Dieter Ernst hat sich gegen den Bau eines großen Möbelhauses an der A 8 bei Zweibrücken ausgesprochen. „Die Truppacher Höhe sollte man nutzen für Industrieansiedlungen – aber keine Handelsansiedlungen, vor allem in einer Branche, die es in Zweibrücken schon gut gibt.“ Auch in Nachbarorten sei das Möbel-Angebot groß, sodass ein weiteres Möbelhaus weder eine Marktlücke füllen noch Wettbewerb schaffen würde. Ernst ist ein Träger des bundesweiten „Großen Preises des Mittelstands“, Mitglied im Zweibrücker Gemeinsamhandel-Vorstand und führt in der Rosenstadt zwei Edeka-Märkte, darunter den großen Markt im Hilgardcenter, anlässlich dessen zehnjährigen Bestehens der Merkur mit Ernst sprach.Das Hilgardcenter war nur unter Auflagen genehmigt worden, um dem Handel in der Fußgängerzone nicht zu schaden – so darf im Hilgardcenter beispielsweise keine hochwertige Mode verkauft werden, zudem gilt wie auch im Outlet-Center die „Zweibrücker Liste“, die außerhalb der City erlaubte und verbotene Warengruppen auflistet.
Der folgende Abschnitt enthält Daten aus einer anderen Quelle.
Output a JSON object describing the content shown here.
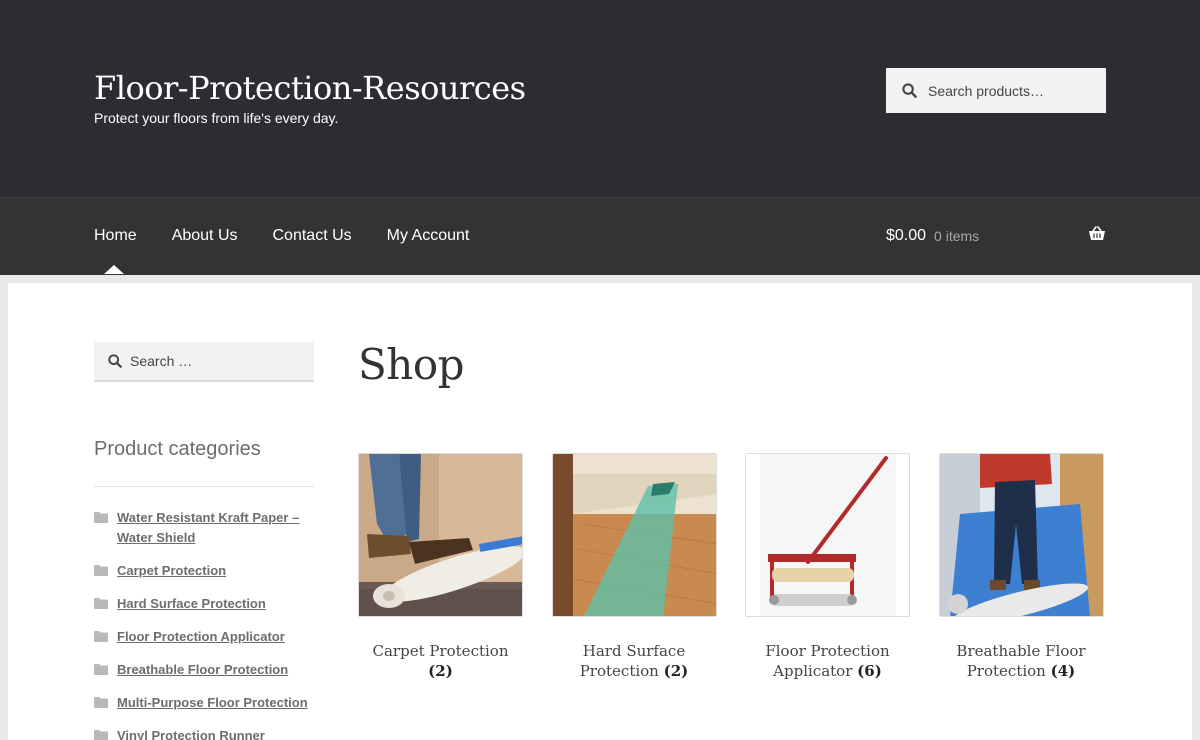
{
  "header": {
    "site_title": "Floor-Protection-Resources",
    "tagline": "Protect your floors from life's every day.",
    "search_placeholder": "Search products…",
    "background_color": "#2c2d33"
  },
  "nav": {
    "items": [
      {
        "label": "Home",
        "current": true
      },
      {
        "label": "About Us"
      },
      {
        "label": "Contact Us"
      },
      {
        "label": "My Account"
      }
    ],
    "cart": {
      "amount": "$0.00",
      "count": "0 items",
      "icon": "basket-icon"
    }
  },
  "sidebar": {
    "search_placeholder": "Search …",
    "categories_title": "Product categories",
    "categories": [
      {
        "label": "Water Resistant Kraft Paper – Water Shield"
      },
      {
        "label": "Carpet Protection"
      },
      {
        "label": "Hard Surface Protection"
      },
      {
        "label": "Floor Protection Applicator"
      },
      {
        "label": "Breathable Floor Protection"
      },
      {
        "label": "Multi-Purpose Floor Protection"
      },
      {
        "label": "Vinyl Protection Runner"
      }
    ]
  },
  "main": {
    "page_title": "Shop",
    "products": [
      {
        "name": "Carpet Protection",
        "count": "(2)"
      },
      {
        "name": "Hard Surface Protection",
        "count": "(2)"
      },
      {
        "name": "Floor Protection Applicator",
        "count": "(6)"
      },
      {
        "name": "Breathable Floor Protection",
        "count": "(4)"
      }
    ]
  }
}
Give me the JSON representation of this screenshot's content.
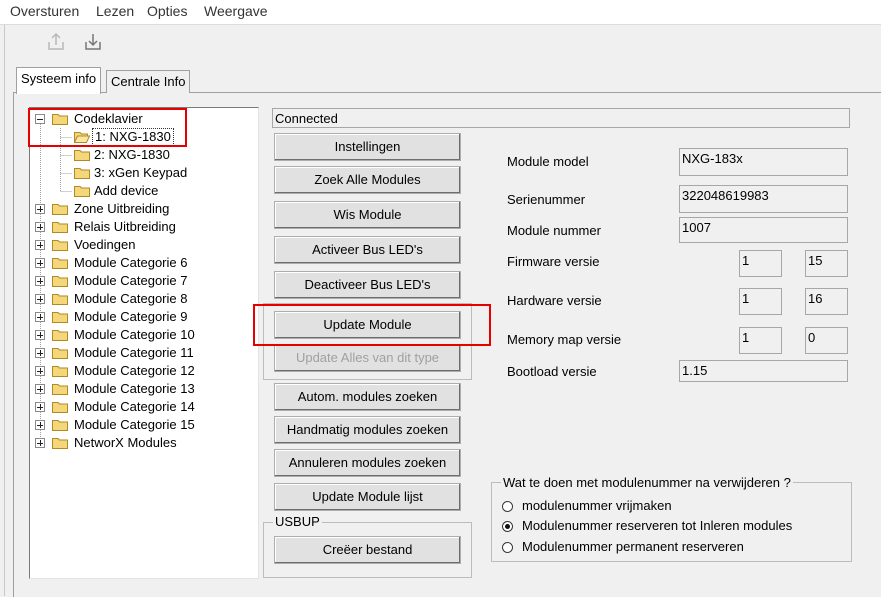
{
  "menu": [
    "Oversturen",
    "Lezen",
    "Opties",
    "Weergave"
  ],
  "toolbar": {
    "upload_icon": "upload-icon",
    "download_icon": "download-icon"
  },
  "tabs": [
    "Systeem info",
    "Centrale Info"
  ],
  "tree": {
    "root": "Codeklavier",
    "children": [
      "1: NXG-1830",
      "2: NXG-1830",
      "3: xGen Keypad",
      "Add device"
    ],
    "groups": [
      "Zone Uitbreiding",
      "Relais Uitbreiding",
      "Voedingen",
      "Module Categorie 6",
      "Module Categorie 7",
      "Module Categorie 8",
      "Module Categorie 9",
      "Module Categorie 10",
      "Module Categorie 11",
      "Module Categorie 12",
      "Module Categorie 13",
      "Module Categorie 14",
      "Module Categorie 15",
      "NetworX Modules"
    ]
  },
  "status": "Connected",
  "buttons": {
    "instellingen": "Instellingen",
    "zoek_alle": "Zoek Alle Modules",
    "wis": "Wis Module",
    "activeer": "Activeer Bus LED's",
    "deactiveer": "Deactiveer Bus LED's",
    "update_module": "Update Module",
    "update_alles": "Update Alles van dit type",
    "autom": "Autom. modules zoeken",
    "handmatig": "Handmatig modules zoeken",
    "annuleren": "Annuleren modules zoeken",
    "update_lijst": "Update Module lijst",
    "creeer": "Creëer bestand"
  },
  "usbup_title": "USBUP",
  "info": {
    "module_model_label": "Module model",
    "module_model": "NXG-183x",
    "serienummer_label": "Serienummer",
    "serienummer": "322048619983",
    "module_nummer_label": "Module nummer",
    "module_nummer": "1007",
    "firmware_label": "Firmware versie",
    "firmware_major": "1",
    "firmware_minor": "15",
    "hardware_label": "Hardware versie",
    "hardware_major": "1",
    "hardware_minor": "16",
    "memmap_label": "Memory map versie",
    "memmap_major": "1",
    "memmap_minor": "0",
    "bootload_label": "Bootload versie",
    "bootload": "1.15"
  },
  "radio_group": {
    "title": "Wat te doen met modulenummer na verwijderen ?",
    "options": [
      "modulenummer vrijmaken",
      "Modulenummer reserveren tot Inleren modules",
      "Modulenummer permanent reserveren"
    ],
    "selected_index": 1
  }
}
Wobei prinzipiell verbotene Warengruppen als Randsortiment bis zu einer bestimmten Prozentzahl erlaubt sind. Während aus den Reihen des Stadtrats immer wieder Forderungen nach einer Liberalisierung oder zumindest Überarbeitung der „Zweibrücker Liste“ kommen, sieht Ernst als Ankermieter im Hilgardcenter die Sortimentsbeschränkungen gelassen: Er sei mit dem Status quo „vollauf zufrieden“, sagte Ernst, „das funktioniert auch“. Für ihn stelle sich beim Thema Sortimentslisten eine andere Frage: „Wer kontrolliert sowas?“ Er habe nicht den Eindruck, dass in Möbel- oder Baumärkten unserer Region auf die Einhaltung der Randsortiments-Grenzen geachtet werde.